MAp rejects rival management buyout proposal(2)

The Austrlian airport investors’ board said a proposal to sever ties with Macquarie and hire a management team led by Australian Football League chairman Mike Fitzpatrick was nothing but a ‘job application for three people who the board does not know’ at an annual cost of A$45m.

Australian airport investor Macquarie Airports (MAp) has rejected a management internalisation proposal made by Australian Football League chairman Mike Fitzpatrick, and has reaffirmed its intent to proceed with its current plan to bring its management team in-house in exchange for an A$345 million payout (€203 million; $289 million) to its current manager, Macquarie Group.

The details of Fitzpatrick’s proposal are unclear, but MAp’s responses to the proposal indicate that it involves a scenario in which MAp terminates its management agreement with Macquarie at no cost and instead hires Fitzpatrick’s team to manage the company at a maximum annual fee of A$45 million.

MAp: proposal
rejected

Trevor Gerber, lead independent director for one of MAp’s boards, said in an email to Fitzpatrick “it is not apparent that your ‘proposal’ is anything other than a job application for three people who the board does not know for positions that are not vacant with a cost of a minimum fee of $45 million”.

The board had previously rejected the proposal because it would expose MAp to too many uncertainties and risks triggering an involuntary termination of MAp’s management agreement with Macaquarie.

Under the terms of the management agreement, shareholders are entitled to displace Macquarie as manager by taking a vote and getting a simple majority to agree to sever ties with the Australian investment bank.

However, an involuntary severance of ties with Macquarie would trip change of control clauses that could potentially force it to refinance billions of debt for two of MAp's key airports, Brussels and Copenhagen.

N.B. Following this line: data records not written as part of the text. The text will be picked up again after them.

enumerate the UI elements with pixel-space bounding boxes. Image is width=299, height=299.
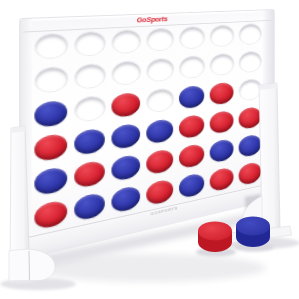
cell-r2c5[interactable]	[176, 51, 207, 83]
red-disc	[239, 161, 261, 186]
cell-r1c7[interactable]	[236, 19, 263, 48]
product-photo: GoSports GOSPORTS	[0, 0, 299, 299]
red-disc	[210, 110, 234, 134]
empty-hole	[178, 26, 204, 50]
cell-r2c7[interactable]	[236, 47, 263, 77]
empty-hole	[209, 24, 234, 47]
cell-r1c1[interactable]	[31, 28, 71, 64]
blue-disc	[146, 118, 173, 144]
blue-disc	[34, 165, 67, 195]
empty-hole	[238, 23, 261, 45]
empty-hole	[178, 55, 204, 80]
cell-r3c3[interactable]	[108, 87, 143, 123]
cell-r1c5[interactable]	[176, 22, 207, 53]
cell-r3c4[interactable]	[143, 83, 176, 117]
cell-r3c5[interactable]	[176, 80, 207, 113]
cell-r1c6[interactable]	[207, 21, 236, 51]
blue-disc	[111, 153, 140, 181]
red-disc	[34, 199, 67, 230]
red-disc	[74, 159, 105, 188]
empty-hole	[74, 63, 106, 90]
blue-disc	[179, 84, 204, 108]
red-disc	[179, 114, 204, 139]
blue-disc	[74, 127, 105, 155]
empty-hole	[209, 53, 234, 77]
empty-hole	[238, 78, 261, 102]
blue-disc	[111, 122, 140, 149]
empty-hole	[111, 60, 141, 86]
board-right-rail	[263, 10, 274, 202]
empty-hole	[74, 95, 106, 123]
blue-spare-puck-side	[236, 226, 270, 247]
cell-r2c4[interactable]	[143, 53, 176, 86]
empty-hole	[34, 32, 68, 60]
cell-r1c4[interactable]	[143, 23, 176, 55]
red-disc	[111, 91, 140, 117]
blue-disc	[74, 191, 105, 221]
cell-r3c2[interactable]	[71, 90, 108, 127]
red-disc	[179, 143, 204, 169]
red-disc	[34, 132, 67, 161]
red-disc	[146, 148, 173, 175]
red-disc	[239, 106, 261, 130]
blue-disc	[34, 99, 67, 127]
empty-hole	[238, 50, 261, 73]
blue-disc	[210, 138, 234, 163]
blue-puck-shadow	[234, 243, 274, 252]
cell-r2c1[interactable]	[31, 61, 71, 98]
cell-r2c6[interactable]	[207, 49, 236, 80]
blue-disc	[179, 172, 204, 199]
blue-disc	[239, 133, 261, 157]
board-grid[interactable]: GoSports GOSPORTS	[31, 19, 264, 235]
blue-disc	[111, 184, 140, 213]
left-foot-shadow	[0, 278, 76, 290]
cell-r1c2[interactable]	[71, 27, 108, 62]
right-foot-base	[229, 226, 292, 243]
empty-hole	[146, 57, 174, 83]
cell-r2c2[interactable]	[71, 59, 108, 95]
red-disc	[210, 81, 234, 105]
cell-r3c6[interactable]	[207, 77, 236, 109]
red-spare-puck-top	[198, 222, 232, 241]
cell-r3c1[interactable]	[31, 94, 71, 132]
ground-shadow	[30, 254, 266, 282]
right-foot-shadow	[216, 237, 299, 249]
red-puck-shadow	[196, 248, 236, 257]
cell-r2c3[interactable]	[108, 56, 143, 91]
empty-hole	[74, 31, 106, 58]
blue-spare-puck-top	[236, 217, 270, 236]
red-spare-puck-side	[198, 231, 232, 252]
cell-r1c3[interactable]	[108, 25, 143, 59]
empty-hole	[34, 66, 68, 95]
empty-hole	[111, 29, 141, 55]
cell-r3c7[interactable]	[236, 74, 263, 105]
red-disc	[210, 166, 234, 192]
empty-hole	[146, 87, 174, 113]
red-disc	[146, 178, 173, 206]
left-foot-underside	[9, 281, 40, 284]
empty-hole	[146, 27, 174, 52]
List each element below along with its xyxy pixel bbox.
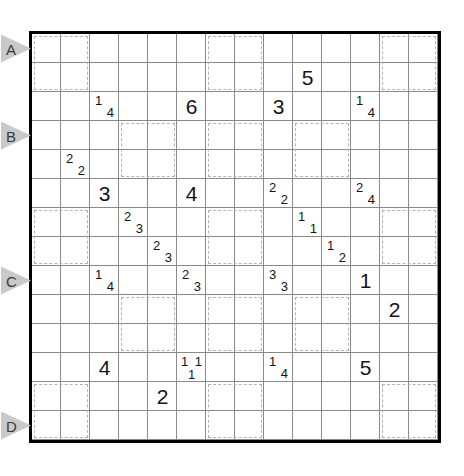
- clue-digit: 3: [136, 222, 143, 235]
- cell-r8c5[interactable]: 23: [148, 237, 177, 266]
- clue-digit: 3: [194, 280, 201, 293]
- cell-r2c6[interactable]: [177, 63, 206, 92]
- cell-r9c6[interactable]: 23: [177, 266, 206, 295]
- cell-r9c3[interactable]: 14: [90, 266, 119, 295]
- row-marker-B: B: [1, 122, 31, 150]
- cell-r8c8[interactable]: [235, 237, 264, 266]
- cell-r14c6[interactable]: [177, 411, 206, 440]
- cell-r9c14[interactable]: [409, 266, 438, 295]
- cell-r10c12[interactable]: [351, 295, 380, 324]
- cell-r14c11[interactable]: [322, 411, 351, 440]
- cell-r5c2[interactable]: 22: [61, 150, 90, 179]
- cell-r6c1[interactable]: [32, 179, 61, 208]
- cell-r6c10[interactable]: [293, 179, 322, 208]
- cell-r4c11[interactable]: [322, 121, 351, 150]
- clue-digit: 4: [368, 193, 375, 206]
- cell-r6c4[interactable]: [119, 179, 148, 208]
- cell-r7c10[interactable]: 11: [293, 208, 322, 237]
- cell-r6c5[interactable]: [148, 179, 177, 208]
- clue-digit: 1: [95, 94, 102, 107]
- cell-r2c7[interactable]: [206, 63, 235, 92]
- cell-r13c4[interactable]: [119, 382, 148, 411]
- cell-r3c14[interactable]: [409, 92, 438, 121]
- cell-r3c12[interactable]: 14: [351, 92, 380, 121]
- clue-digit: 3: [269, 268, 276, 281]
- cell-r5c11[interactable]: [322, 150, 351, 179]
- cell-r7c5[interactable]: [148, 208, 177, 237]
- cell-r12c8[interactable]: [235, 353, 264, 382]
- row-marker-A: A: [1, 35, 31, 63]
- cell-r6c2[interactable]: [61, 179, 90, 208]
- clue-digit: 4: [281, 367, 288, 380]
- clue-digit: 2: [339, 251, 346, 264]
- cell-r14c9[interactable]: [264, 411, 293, 440]
- cell-r8c11[interactable]: 12: [322, 237, 351, 266]
- cell-r7c6[interactable]: [177, 208, 206, 237]
- cell-r10c2[interactable]: [61, 295, 90, 324]
- cell-r1c1[interactable]: [32, 34, 61, 63]
- cell-r5c5[interactable]: [148, 150, 177, 179]
- cell-r12c9[interactable]: 14: [264, 353, 293, 382]
- clue-digit: 1: [95, 268, 102, 281]
- cell-r2c2[interactable]: [61, 63, 90, 92]
- cell-r9c8[interactable]: [235, 266, 264, 295]
- cell-r12c12[interactable]: 5: [351, 353, 380, 382]
- cell-r11c14[interactable]: [409, 324, 438, 353]
- cell-r9c4[interactable]: [119, 266, 148, 295]
- cell-r12c6[interactable]: 111: [177, 353, 206, 382]
- cell-r3c11[interactable]: [322, 92, 351, 121]
- puzzle-page: 514631422342224231123121423331241111452 …: [0, 0, 464, 476]
- cell-r7c14[interactable]: [409, 208, 438, 237]
- cell-r12c1[interactable]: [32, 353, 61, 382]
- cell-r3c6[interactable]: 6: [177, 92, 206, 121]
- cell-r2c10[interactable]: 5: [293, 63, 322, 92]
- cell-r7c8[interactable]: [235, 208, 264, 237]
- cell-r11c7[interactable]: [206, 324, 235, 353]
- cell-r1c9[interactable]: [264, 34, 293, 63]
- marker-letter: C: [6, 273, 17, 288]
- clue-number: 5: [351, 353, 380, 382]
- cell-r1c13[interactable]: [380, 34, 409, 63]
- cell-r5c12[interactable]: [351, 150, 380, 179]
- cell-r11c8[interactable]: [235, 324, 264, 353]
- cell-r14c14[interactable]: [409, 411, 438, 440]
- cell-r12c7[interactable]: [206, 353, 235, 382]
- cell-r7c3[interactable]: [90, 208, 119, 237]
- cell-r9c7[interactable]: [206, 266, 235, 295]
- cell-r6c8[interactable]: [235, 179, 264, 208]
- cell-r10c14[interactable]: [409, 295, 438, 324]
- clue-digit: 2: [153, 239, 160, 252]
- cell-r10c3[interactable]: [90, 295, 119, 324]
- cell-r6c11[interactable]: [322, 179, 351, 208]
- cell-r4c7[interactable]: [206, 121, 235, 150]
- cell-r5c13[interactable]: [380, 150, 409, 179]
- cell-r4c3[interactable]: [90, 121, 119, 150]
- cell-r2c11[interactable]: [322, 63, 351, 92]
- clue-digit: 4: [107, 280, 114, 293]
- cell-r2c13[interactable]: [380, 63, 409, 92]
- cell-r9c1[interactable]: [32, 266, 61, 295]
- cell-r11c1[interactable]: [32, 324, 61, 353]
- cell-r8c10[interactable]: [293, 237, 322, 266]
- cell-r4c9[interactable]: [264, 121, 293, 150]
- cell-r1c6[interactable]: [177, 34, 206, 63]
- cell-r8c3[interactable]: [90, 237, 119, 266]
- cell-r14c12[interactable]: [351, 411, 380, 440]
- cell-r8c6[interactable]: [177, 237, 206, 266]
- cell-r4c2[interactable]: [61, 121, 90, 150]
- cell-r6c9[interactable]: 22: [264, 179, 293, 208]
- cell-r11c2[interactable]: [61, 324, 90, 353]
- cell-r1c12[interactable]: [351, 34, 380, 63]
- clue-number: 3: [90, 179, 119, 208]
- cell-r10c13[interactable]: 2: [380, 295, 409, 324]
- cell-r4c13[interactable]: [380, 121, 409, 150]
- cell-r14c7[interactable]: [206, 411, 235, 440]
- cell-r8c4[interactable]: [119, 237, 148, 266]
- cell-r3c4[interactable]: [119, 92, 148, 121]
- cell-r1c3[interactable]: [90, 34, 119, 63]
- clue-digit: 2: [66, 152, 73, 165]
- cell-r13c1[interactable]: [32, 382, 61, 411]
- cell-r3c2[interactable]: [61, 92, 90, 121]
- cell-r8c1[interactable]: [32, 237, 61, 266]
- clue-digit: 3: [281, 280, 288, 293]
- cell-r4c10[interactable]: [293, 121, 322, 150]
- cell-r4c14[interactable]: [409, 121, 438, 150]
- cell-r6c14[interactable]: [409, 179, 438, 208]
- cell-r9c11[interactable]: [322, 266, 351, 295]
- tapa-board: 514631422342224231123121423331241111452: [29, 31, 441, 443]
- cell-r8c12[interactable]: [351, 237, 380, 266]
- cell-r6c7[interactable]: [206, 179, 235, 208]
- cell-r4c5[interactable]: [148, 121, 177, 150]
- cell-r9c13[interactable]: [380, 266, 409, 295]
- cell-r4c8[interactable]: [235, 121, 264, 150]
- marker-letter: B: [6, 128, 16, 143]
- cell-r1c10[interactable]: [293, 34, 322, 63]
- cell-r10c9[interactable]: [264, 295, 293, 324]
- cell-r2c5[interactable]: [148, 63, 177, 92]
- cell-r5c1[interactable]: [32, 150, 61, 179]
- clue-digit: 1: [327, 239, 334, 252]
- clue-number: 6: [177, 92, 206, 121]
- cell-r10c4[interactable]: [119, 295, 148, 324]
- cell-r13c13[interactable]: [380, 382, 409, 411]
- clue-digit: 1: [298, 210, 305, 223]
- cell-r2c12[interactable]: [351, 63, 380, 92]
- cell-r6c12[interactable]: 24: [351, 179, 380, 208]
- cell-r12c4[interactable]: [119, 353, 148, 382]
- clue-digit: 2: [182, 268, 189, 281]
- cell-r14c2[interactable]: [61, 411, 90, 440]
- cell-r9c10[interactable]: [293, 266, 322, 295]
- cell-r12c2[interactable]: [61, 353, 90, 382]
- cell-r11c4[interactable]: [119, 324, 148, 353]
- clue-digit: 2: [124, 210, 131, 223]
- cell-r5c7[interactable]: [206, 150, 235, 179]
- cell-r2c8[interactable]: [235, 63, 264, 92]
- clue-digit: 1: [188, 368, 195, 381]
- cell-r1c7[interactable]: [206, 34, 235, 63]
- cell-r10c10[interactable]: [293, 295, 322, 324]
- cell-r13c7[interactable]: [206, 382, 235, 411]
- cell-r13c10[interactable]: [293, 382, 322, 411]
- clue-digit: 4: [107, 106, 114, 119]
- clue-digit: 2: [356, 181, 363, 194]
- cell-r8c2[interactable]: [61, 237, 90, 266]
- cell-r1c11[interactable]: [322, 34, 351, 63]
- cell-r12c3[interactable]: 4: [90, 353, 119, 382]
- cell-r5c3[interactable]: [90, 150, 119, 179]
- cell-r1c5[interactable]: [148, 34, 177, 63]
- clue-digit: 1: [195, 355, 202, 368]
- cell-r9c5[interactable]: [148, 266, 177, 295]
- cell-r3c13[interactable]: [380, 92, 409, 121]
- cell-r11c5[interactable]: [148, 324, 177, 353]
- clue-digit: 2: [78, 164, 85, 177]
- cell-r7c12[interactable]: [351, 208, 380, 237]
- cell-r7c4[interactable]: 23: [119, 208, 148, 237]
- marker-letter: A: [6, 41, 16, 56]
- cell-r14c13[interactable]: [380, 411, 409, 440]
- cell-r4c1[interactable]: [32, 121, 61, 150]
- clue-digit: 3: [165, 251, 172, 264]
- cell-r13c3[interactable]: [90, 382, 119, 411]
- cell-r11c11[interactable]: [322, 324, 351, 353]
- clue-number: 4: [177, 179, 206, 208]
- cell-r14c1[interactable]: [32, 411, 61, 440]
- cell-r11c6[interactable]: [177, 324, 206, 353]
- row-marker-D: D: [1, 412, 31, 440]
- cell-r14c5[interactable]: [148, 411, 177, 440]
- cell-r1c8[interactable]: [235, 34, 264, 63]
- clue-number: 2: [380, 295, 409, 324]
- cell-r1c14[interactable]: [409, 34, 438, 63]
- cell-r4c6[interactable]: [177, 121, 206, 150]
- clue-digit: 4: [368, 106, 375, 119]
- clue-number: 3: [264, 92, 293, 121]
- cell-r13c5[interactable]: 2: [148, 382, 177, 411]
- cell-r5c4[interactable]: [119, 150, 148, 179]
- cell-r9c2[interactable]: [61, 266, 90, 295]
- cell-r4c12[interactable]: [351, 121, 380, 150]
- clue-digit: 1: [310, 222, 317, 235]
- marker-letter: D: [6, 418, 17, 433]
- cell-r12c10[interactable]: [293, 353, 322, 382]
- cell-r8c9[interactable]: [264, 237, 293, 266]
- cell-r7c13[interactable]: [380, 208, 409, 237]
- cell-r14c4[interactable]: [119, 411, 148, 440]
- cell-r7c1[interactable]: [32, 208, 61, 237]
- cell-r9c12[interactable]: 1: [351, 266, 380, 295]
- cell-r10c8[interactable]: [235, 295, 264, 324]
- cell-r3c9[interactable]: 3: [264, 92, 293, 121]
- cell-r3c5[interactable]: [148, 92, 177, 121]
- cell-r9c9[interactable]: 33: [264, 266, 293, 295]
- clue-number: 1: [351, 266, 380, 295]
- cell-r7c7[interactable]: [206, 208, 235, 237]
- cell-r5c8[interactable]: [235, 150, 264, 179]
- cell-r10c1[interactable]: [32, 295, 61, 324]
- cell-r11c13[interactable]: [380, 324, 409, 353]
- cell-r13c14[interactable]: [409, 382, 438, 411]
- clue-digit: 1: [356, 94, 363, 107]
- cell-r2c14[interactable]: [409, 63, 438, 92]
- cell-r3c1[interactable]: [32, 92, 61, 121]
- cell-r13c11[interactable]: [322, 382, 351, 411]
- cell-r10c7[interactable]: [206, 295, 235, 324]
- clue-number: 4: [90, 353, 119, 382]
- cell-r13c6[interactable]: [177, 382, 206, 411]
- cell-r2c1[interactable]: [32, 63, 61, 92]
- cell-r14c8[interactable]: [235, 411, 264, 440]
- cell-r11c9[interactable]: [264, 324, 293, 353]
- cell-r7c2[interactable]: [61, 208, 90, 237]
- clue-digit: 1: [269, 355, 276, 368]
- cell-r12c5[interactable]: [148, 353, 177, 382]
- clue-digit: 2: [281, 193, 288, 206]
- cell-r5c6[interactable]: [177, 150, 206, 179]
- cell-r3c3[interactable]: 14: [90, 92, 119, 121]
- cell-r1c4[interactable]: [119, 34, 148, 63]
- cell-r1c2[interactable]: [61, 34, 90, 63]
- cell-r7c9[interactable]: [264, 208, 293, 237]
- cell-r12c13[interactable]: [380, 353, 409, 382]
- cell-r5c14[interactable]: [409, 150, 438, 179]
- cell-r10c11[interactable]: [322, 295, 351, 324]
- cell-r13c9[interactable]: [264, 382, 293, 411]
- cell-r4c4[interactable]: [119, 121, 148, 150]
- cell-r5c9[interactable]: [264, 150, 293, 179]
- cell-r10c5[interactable]: [148, 295, 177, 324]
- cell-r14c10[interactable]: [293, 411, 322, 440]
- clue-digit: 2: [269, 181, 276, 194]
- cell-r5c10[interactable]: [293, 150, 322, 179]
- cell-r10c6[interactable]: [177, 295, 206, 324]
- cell-r2c3[interactable]: [90, 63, 119, 92]
- cell-r8c13[interactable]: [380, 237, 409, 266]
- cell-r12c14[interactable]: [409, 353, 438, 382]
- cell-r2c9[interactable]: [264, 63, 293, 92]
- cell-r11c3[interactable]: [90, 324, 119, 353]
- cell-r3c10[interactable]: [293, 92, 322, 121]
- row-marker-C: C: [1, 267, 31, 295]
- cell-r6c3[interactable]: 3: [90, 179, 119, 208]
- clue-number: 5: [293, 63, 322, 92]
- cell-r6c6[interactable]: 4: [177, 179, 206, 208]
- cell-r6c13[interactable]: [380, 179, 409, 208]
- cell-r12c11[interactable]: [322, 353, 351, 382]
- cell-r3c8[interactable]: [235, 92, 264, 121]
- cell-r11c12[interactable]: [351, 324, 380, 353]
- cell-r3c7[interactable]: [206, 92, 235, 121]
- cell-r13c2[interactable]: [61, 382, 90, 411]
- cell-r11c10[interactable]: [293, 324, 322, 353]
- cell-r8c7[interactable]: [206, 237, 235, 266]
- cell-r14c3[interactable]: [90, 411, 119, 440]
- cell-r2c4[interactable]: [119, 63, 148, 92]
- cell-r7c11[interactable]: [322, 208, 351, 237]
- cell-r8c14[interactable]: [409, 237, 438, 266]
- clue-number: 2: [148, 382, 177, 411]
- cell-r13c8[interactable]: [235, 382, 264, 411]
- cell-r13c12[interactable]: [351, 382, 380, 411]
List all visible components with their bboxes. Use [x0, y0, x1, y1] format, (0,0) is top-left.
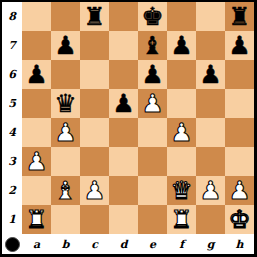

Another Macquarie-managed fund, the Macquarie European Infrastructure Fund, also has pre-emptive purchase rights on MAp’s stakes in the airports in the event of a change of control.

MAp has said that the proposed $345 million cash payment to Macquarie is the best option for MAp shareholders because it will ensure Macquarie’s cooperation with regard to the adverse change of control clauses. It will also ensure continuity of management, who will be brought in-house from Macquarie as part of the severance payment.

In related news, MAp said that Macquarie has agreed to use its entire A$345 million severance payment to cover any increases in debt costs for MAp that may result from the change of control in the first six months after the internalisation is completed. Macquarie had originally agreed to cover up to A$100 million of such costs, which apply to the existing debt facilities for Copenhagen and Brussels Airports.

MAp shareholders are to vote on the proposed management internalisation at a special general meeting scheduled for 30 September.